День воскресный; людны, шумны, пестры и веселы московские улицы-переулки и площади. Куда ни глянь, трава водяными каплями, словно драгоценными каменьями, играет-переливается на солнышке. Над избами от соломенных жухлых крыш — пар.

Хорошо!

За белокаменными кремлёвскими стенами в великокняжеских хоромах тоже празднично. В просторной светлой гриднице — палате для многолюдных пиров — великий князь Дмитрий Иванович чествует важного гостя. Столы ломятся от добрых обильных яств.

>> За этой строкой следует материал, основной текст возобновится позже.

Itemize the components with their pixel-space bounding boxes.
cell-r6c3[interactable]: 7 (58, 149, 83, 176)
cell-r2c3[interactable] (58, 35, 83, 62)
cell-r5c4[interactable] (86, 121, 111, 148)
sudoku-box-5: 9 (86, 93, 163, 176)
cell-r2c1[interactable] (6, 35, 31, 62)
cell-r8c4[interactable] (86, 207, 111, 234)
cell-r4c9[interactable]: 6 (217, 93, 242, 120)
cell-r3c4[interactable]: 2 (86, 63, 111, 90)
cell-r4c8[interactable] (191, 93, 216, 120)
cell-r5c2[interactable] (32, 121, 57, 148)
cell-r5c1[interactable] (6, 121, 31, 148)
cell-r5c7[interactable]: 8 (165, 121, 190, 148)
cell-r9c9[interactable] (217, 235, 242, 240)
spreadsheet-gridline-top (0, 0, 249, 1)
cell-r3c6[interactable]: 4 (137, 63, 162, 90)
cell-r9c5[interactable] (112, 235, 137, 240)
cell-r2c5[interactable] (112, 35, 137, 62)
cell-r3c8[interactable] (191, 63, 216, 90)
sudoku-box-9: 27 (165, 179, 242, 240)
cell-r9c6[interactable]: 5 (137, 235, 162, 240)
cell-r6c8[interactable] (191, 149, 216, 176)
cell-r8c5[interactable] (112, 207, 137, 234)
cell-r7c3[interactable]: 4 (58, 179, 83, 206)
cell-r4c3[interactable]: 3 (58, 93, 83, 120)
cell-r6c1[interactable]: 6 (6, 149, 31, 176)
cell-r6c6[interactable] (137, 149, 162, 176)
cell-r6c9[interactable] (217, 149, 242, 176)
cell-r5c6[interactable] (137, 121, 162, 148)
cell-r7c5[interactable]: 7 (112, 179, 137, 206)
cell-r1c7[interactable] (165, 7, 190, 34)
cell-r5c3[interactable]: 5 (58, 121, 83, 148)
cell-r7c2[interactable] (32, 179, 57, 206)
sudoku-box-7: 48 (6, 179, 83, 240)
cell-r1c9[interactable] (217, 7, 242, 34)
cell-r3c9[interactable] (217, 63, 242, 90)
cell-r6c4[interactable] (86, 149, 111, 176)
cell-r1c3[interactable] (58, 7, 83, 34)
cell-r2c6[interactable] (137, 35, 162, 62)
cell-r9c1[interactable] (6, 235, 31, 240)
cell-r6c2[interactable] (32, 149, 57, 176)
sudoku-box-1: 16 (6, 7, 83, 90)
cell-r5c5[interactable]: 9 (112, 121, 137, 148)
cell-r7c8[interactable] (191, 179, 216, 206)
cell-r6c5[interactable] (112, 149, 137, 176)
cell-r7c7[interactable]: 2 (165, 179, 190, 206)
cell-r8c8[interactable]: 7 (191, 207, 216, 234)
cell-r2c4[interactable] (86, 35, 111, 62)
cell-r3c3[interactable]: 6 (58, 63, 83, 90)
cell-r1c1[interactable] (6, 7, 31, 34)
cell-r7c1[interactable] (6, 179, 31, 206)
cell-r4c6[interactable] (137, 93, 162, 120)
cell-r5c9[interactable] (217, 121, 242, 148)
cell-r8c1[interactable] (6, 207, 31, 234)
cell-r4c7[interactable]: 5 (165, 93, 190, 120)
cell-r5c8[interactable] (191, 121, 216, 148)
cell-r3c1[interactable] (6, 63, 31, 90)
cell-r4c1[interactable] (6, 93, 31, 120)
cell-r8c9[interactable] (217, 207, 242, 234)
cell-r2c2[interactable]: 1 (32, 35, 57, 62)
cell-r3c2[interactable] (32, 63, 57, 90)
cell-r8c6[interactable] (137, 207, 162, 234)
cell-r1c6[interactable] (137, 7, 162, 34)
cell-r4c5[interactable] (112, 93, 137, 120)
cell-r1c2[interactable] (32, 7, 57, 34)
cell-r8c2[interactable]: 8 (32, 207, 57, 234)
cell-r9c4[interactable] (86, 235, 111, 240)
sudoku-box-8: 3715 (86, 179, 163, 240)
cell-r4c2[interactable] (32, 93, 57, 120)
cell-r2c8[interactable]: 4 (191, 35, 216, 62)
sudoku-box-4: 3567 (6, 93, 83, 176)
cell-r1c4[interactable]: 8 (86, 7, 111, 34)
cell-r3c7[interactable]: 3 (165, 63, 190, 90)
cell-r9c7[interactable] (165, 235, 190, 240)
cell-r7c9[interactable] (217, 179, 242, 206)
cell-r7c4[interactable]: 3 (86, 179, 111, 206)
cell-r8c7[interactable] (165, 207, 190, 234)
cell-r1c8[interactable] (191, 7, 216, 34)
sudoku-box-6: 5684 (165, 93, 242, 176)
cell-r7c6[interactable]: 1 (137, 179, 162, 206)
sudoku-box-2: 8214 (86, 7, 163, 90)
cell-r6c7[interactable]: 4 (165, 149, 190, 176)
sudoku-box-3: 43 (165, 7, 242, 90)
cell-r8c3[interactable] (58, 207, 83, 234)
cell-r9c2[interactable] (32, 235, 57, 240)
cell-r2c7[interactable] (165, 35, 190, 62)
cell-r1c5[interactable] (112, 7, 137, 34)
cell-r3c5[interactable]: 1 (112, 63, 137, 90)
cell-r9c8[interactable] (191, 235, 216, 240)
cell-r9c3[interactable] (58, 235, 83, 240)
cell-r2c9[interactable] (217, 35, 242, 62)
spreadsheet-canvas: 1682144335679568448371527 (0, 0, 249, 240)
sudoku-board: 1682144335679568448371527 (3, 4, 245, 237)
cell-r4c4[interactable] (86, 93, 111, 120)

Алая камчатная скатерть уставлена тяжёлыми серебряными блюдами, серебряными и золотыми кубками. Во главе стола — сам грузный телом великий князь. Справа и слева от него в ряд ближние люди.

Потчует великий князь гостей едой и винами. Песнями тешит, жалует.

Сивобородый старик с острыми глазами под редкими седыми бровями стоит в дальнем углу гридницы-палаты, где пирует великий князь. Под звуки трёхструнного гудка поёт-рассказывает о стародавних временах, о Русской земле.

Внемлют ему в тишине. Кубок не звякнет. Лавка не скрипнет. Голос у старика сильный и гибкий. То рокочет густым церковным колоколом, то пастушьим рожком поёт, то заливается свирелью.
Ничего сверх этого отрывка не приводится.